In April 1976, Alam succeeded in designing a gas centrifuge and succeeded in rotating the first centrifuge to 30,000 rpm by perfectly balancing and rotating around fixed axis of the centrifuge— Alam and his team was immediately dispatched at the Khan Research Laboratories under Abdul Qadeer Khan. At KRL, Alam and Shah worked on solving differential equation problems relating the gas centrifuges, and designed a first generation of centrifuges, known as P1, that succeeded in separating the U^{234}, U^{235}, and U^{238} isotopes from raw natural uranium under supervision of Shah, Alam, and Qadeer Khan. Commenting on the success, Alam famously quoted: "Boys, we have achieved enrichment in Pakistan." Following this success, Alam and other colleagues signed and quickly published a paper on the differential methods of the centrifuges in 1978–79.
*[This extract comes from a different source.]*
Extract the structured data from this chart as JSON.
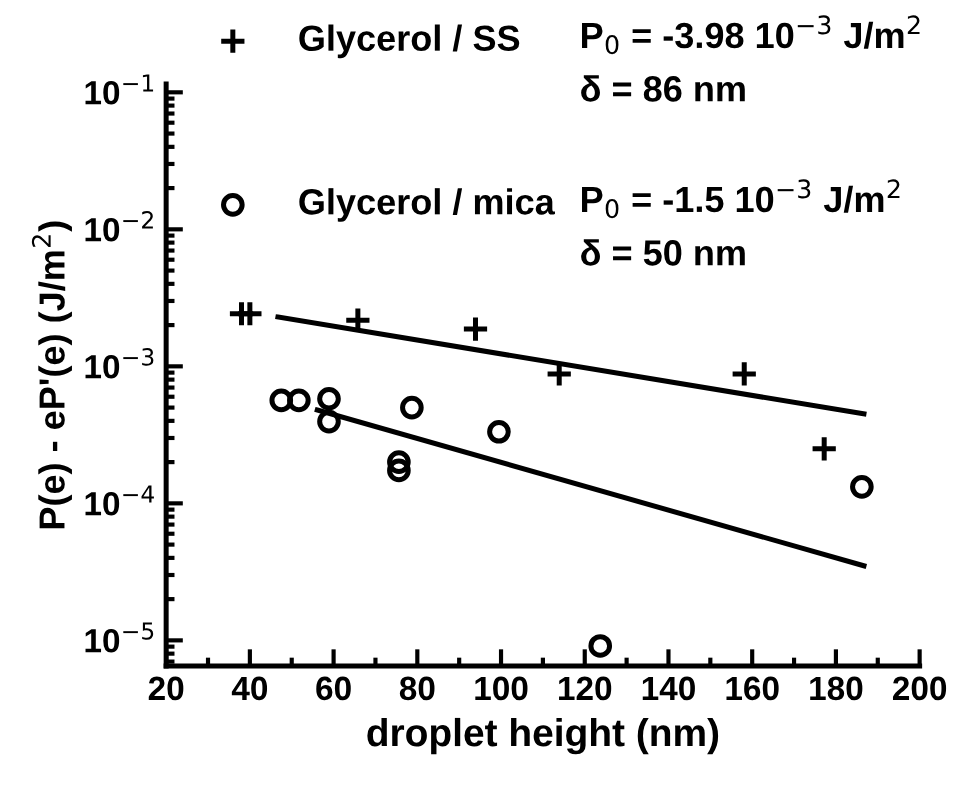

Alam remained associated with the centrifuge program and was its design director until 1981 when he developed intellectual differences with Abdul Qadeer Khan in 1981. He was confided by Abdul Qadeer Khan about selling the centrifuge technology to unknown Arab country, which he vehemently opposed the idea on the ground that India (a competitor in that field) might be benefited from that technology. After this incident, Alam was transferred to PAEC where he remained associated with the electromagnetic separation program under Dr. Shaukat Hameed Khan, and decided to work on the partial differential equations.

Alam went to join the Quaid-i-Azam University and briefly taught courses on calculus, and published a computer model on HIV rate of infection along with American scientists. At the Department of Mathematics, Alam pioneered a paper in Gamma-ray bursts using mathematical descriptions to analyse the energy released by the gamma rays. Alam died on 5 December 2000 in his residence in Islamabad.

==Books==
- Qadir, Asghar (2007). "Mathematical physics Proceedings of the 12th Regional Conference"

- Qasmi, Ghulam Dastigar Alam (1996). "Calculus: An Approach to Engineering Mathematics"

==Science articles==
- Fission fragment mass distributions and kinetic energies for spontaneous fission isomers, by R.L. Ferguson, F. Plasil, G.D. Alam†, H.W. Schmitt.
- Gamma Ray Transitions in the de-excitation Californium-253 spontenous fission pragments, by G.D. Alam, Department of Mathematics.